Moving along to the right side of the spectrum, we find arbitration. Arbitration is a private process in which a third party neutral (the “arbitrator”) is empowered to decide the matter, with similar authority as a judge. A creation of contract between the parties, the arbitration process is very flexible. It can be binding or non-binding; formal or informal; and provide parties with elements of control they would not otherwise have in litigation, for example the choice of their arbitrator, taking into account his/her experience and expertise. A binding arbitration award is arguably more “final” than a court judgment in that the award is not appealable and may be vacated only under very narrow and limited circumstances. Arbitration may preferable to litigation where privacy, control and finality are important concerns.

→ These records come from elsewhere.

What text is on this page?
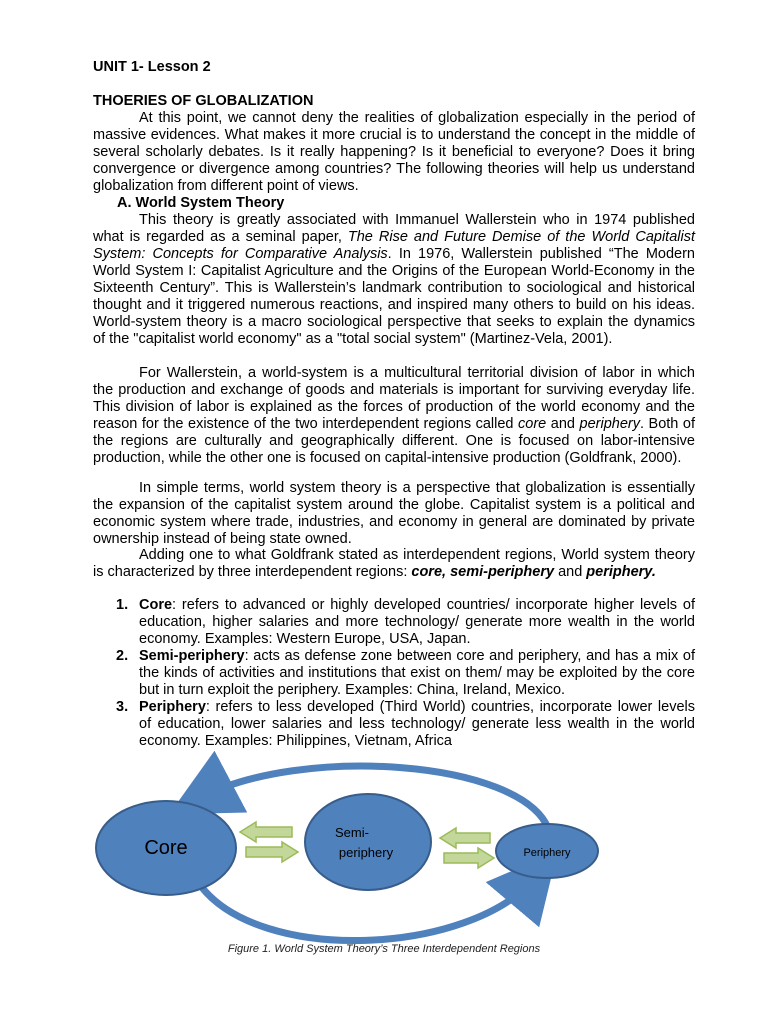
UNIT 1- Lesson 2
THOERIES OF GLOBALIZATION

At this point, we cannot deny the realities of globalization especially in the period of massive evidences. What makes it more crucial is to understand the concept in the middle of several scholarly debates. Is it really happening? Is it beneficial to everyone? Does it bring convergence or divergence among countries? The following theories will help us understand globalization from different point of views.

A. World System Theory

This theory is greatly associated with Immanuel Wallerstein who in 1974 published what is regarded as a seminal paper, The Rise and Future Demise of the World Capitalist System: Concepts for Comparative Analysis. In 1976, Wallerstein published “The Modern World System I: Capitalist Agriculture and the Origins of the European World-Economy in the Sixteenth Century”. This is Wallerstein’s landmark contribution to sociological and historical thought and it triggered numerous reactions, and inspired many others to build on his ideas. World-system theory is a macro sociological perspective that seeks to explain the dynamics of the "capitalist world economy" as a "total social system" (Martinez-Vela, 2001).

For Wallerstein, a world-system is a multicultural territorial division of labor in which the production and exchange of goods and materials is important for surviving everyday life. This division of labor is explained as the forces of production of the world economy and the reason for the existence of the two interdependent regions called core and periphery. Both of the regions are culturally and geographically different. One is focused on labor-intensive production, while the other one is focused on capital-intensive production (Goldfrank, 2000).

In simple terms, world system theory is a perspective that globalization is essentially the expansion of the capitalist system around the globe. Capitalist system is a political and economic system where trade, industries, and economy in general are dominated by private ownership instead of being state owned.

Adding one to what Goldfrank stated as interdependent regions, World system theory is characterized by three interdependent regions: core, semi-periphery and periphery.

1. Core: refers to advanced or highly developed countries/ incorporate higher levels of education, higher salaries and more technology/ generate more wealth in the world economy. Examples: Western Europe, USA, Japan.
2. Semi-periphery: acts as defense zone between core and periphery, and has a mix of the kinds of activities and institutions that exist on them/ may be exploited by the core but in turn exploit the periphery. Examples: China, Ireland, Mexico.
3. Periphery: refers to less developed (Third World) countries, incorporate lower levels of education, lower salaries and less technology/ generate less wealth in the world economy. Examples: Philippines, Vietnam, Africa
Core
Semi-
periphery	Periphery
Figure 1. World System Theory’s Three Interdependent Regions
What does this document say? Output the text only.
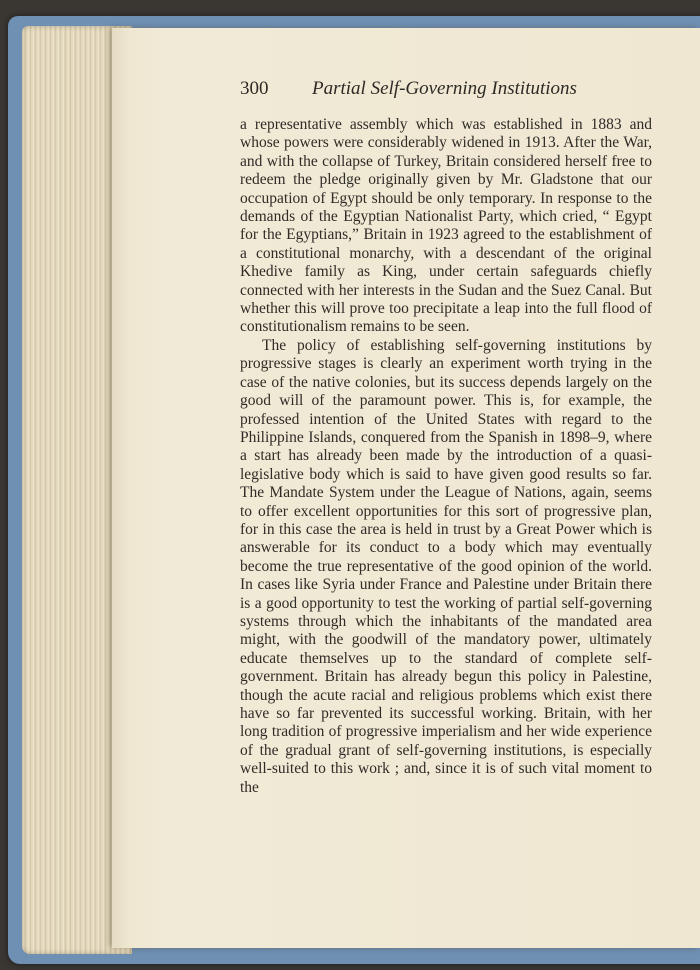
300 Partial Self-Governing Institutions

a representative assembly which was established in 1883 and whose powers were considerably widened in 1913. After the War, and with the collapse of Turkey, Britain considered herself free to redeem the pledge originally given by Mr. Gladstone that our occupation of Egypt should be only temporary. In response to the demands of the Egyptian Nationalist Party, which cried, “ Egypt for the Egyptians,” Britain in 1923 agreed to the establishment of a constitutional monarchy, with a descendant of the original Khedive family as King, under certain safeguards chiefly connected with her interests in the Sudan and the Suez Canal. But whether this will prove too precipitate a leap into the full flood of constitutionalism remains to be seen.

The policy of establishing self-governing institutions by progressive stages is clearly an experiment worth trying in the case of the native colonies, but its success depends largely on the good will of the paramount power. This is, for example, the professed intention of the United States with regard to the Philippine Islands, conquered from the Spanish in 1898–9, where a start has already been made by the introduction of a quasi-legislative body which is said to have given good results so far. The Mandate System under the League of Nations, again, seems to offer excellent opportunities for this sort of progressive plan, for in this case the area is held in trust by a Great Power which is answerable for its conduct to a body which may eventually become the true representative of the good opinion of the world. In cases like Syria under France and Palestine under Britain there is a good opportunity to test the working of partial self-governing systems through which the inhabitants of the mandated area might, with the goodwill of the mandatory power, ultimately educate themselves up to the standard of complete self-government. Britain has already begun this policy in Palestine, though the acute racial and religious problems which exist there have so far prevented its successful working. Britain, with her long tradition of progressive imperialism and her wide experience of the gradual grant of self-governing institutions, is especially well-suited to this work ; and, since it is of such vital moment to the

In addition to the options above, there are hybrid processes, such as Med-Arb or Arb-Med. Like the name suggests, these processes involve a combination of two or more processes. Hybrids are built-in backup plans and add a further element of flexibility and control to a chosen process. Consider whether a hybrid process might be beneficial to you upon your determination of a primary process choice. For example, once you’ve decided to mediate, consider whether arbitration might be the next best option, if you are unable to reach resolution at mediation. If so, you may consider entering a Med-Arb agreement which sets out the parameters of your tailored dispute resolution path.

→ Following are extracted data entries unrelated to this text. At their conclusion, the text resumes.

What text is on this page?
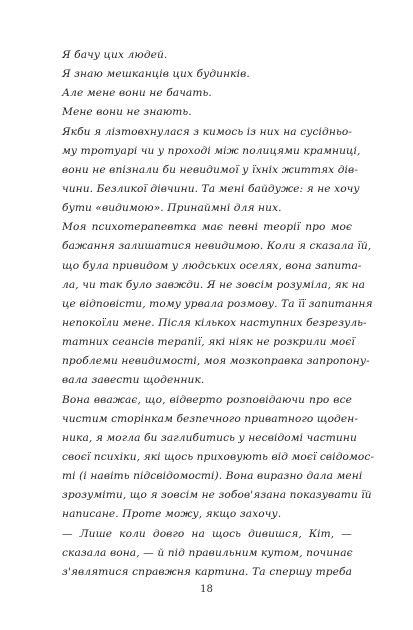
Я бачу цих людей.
Я знаю мешканців цих будинків.
Але мене вони не бачать.
Мене вони не знають.
Якби я лізтовхнулася з кимось із них на сусідньо-
му тротуарі чи у проході між полицями крамниці,
вони не впізнали би невидимої у їхніх життях дів-
чини. Безликої дівчини. Та мені байдуже: я не хочу
бути «видимою». Принаймні для них.
Моя психотерапевтка має певні теорії про моє
бажання залишатися невидимою. Коли я сказала їй,
що була привидом у людських оселях, вона запита-
ла, чи так було завжди. Я не зовсім розуміла, як на
це відповісти, тому урвала розмову. Та її запитання
непокоїли мене. Після кількох наступних безрезуль-
татних сеансів терапії, які ніяк не розкрили моєї
проблеми невидимості, моя мозкоправка запропону-
вала завести щоденник.
Вона вважає, що, відверто розповідаючи про все
чистим сторінкам безпечного приватного щоден-
ника, я могла би заглибитись у несвідомі частини
своєї психіки, які щось приховують від моєї свідомос-
ті (і навіть підсвідомості). Вона виразно дала мені
зрозуміти, що я зовсім не зобов'язана показувати їй
написане. Проте можу, якщо захочу.
— Лише коли довго на щось дивишся, Кіт, —
сказала вона, — й під правильним кутом, починає
з'являтися справжня картина. Та спершу треба
18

Litigation exists at the far right side of the spectrum. This is the default process and one in which too many disputants find themselves for lack of complete understanding of the spectrum of options. Litigation is a public process in which a neutral trier of fact (the “judge”) decides the matter. It is adversarial, formulaic, and expensive, and as such it is a good process “of last resort”. It is also a necessary process in many circumstances and parties should not be fearful of engaging in litigation under the right circumstances. Notwithstanding, litigation is generally best utilized when it is combined with other process options like mediation and/or negotiation.
The Kitchen Sink
This process option exists across the entire spectrum and utilizes the different processes, as required. This option is arguably the most flexible and invites the strategic tailoring of processes to a particular conflict and the separate issues underlying the whole. The kitchen sink recognizes the use of different options for different issues in a case or at different stages of a proceeding. For example, parties may decide to mediate a custody dispute, arbitrate property division, and litigate support. Navigating the kitchen sink ought to be directed by competent counsel and led by well-reasoned strategy.
There is no one-size-fits-all approach to handling your separation. In fact, there is a myriad of ways to bring your family conflict to conclusion. As a first step to your separation and/or divorce, make sure you give due consideration to your process options in order to ensure you are on the best possible course towards resolution.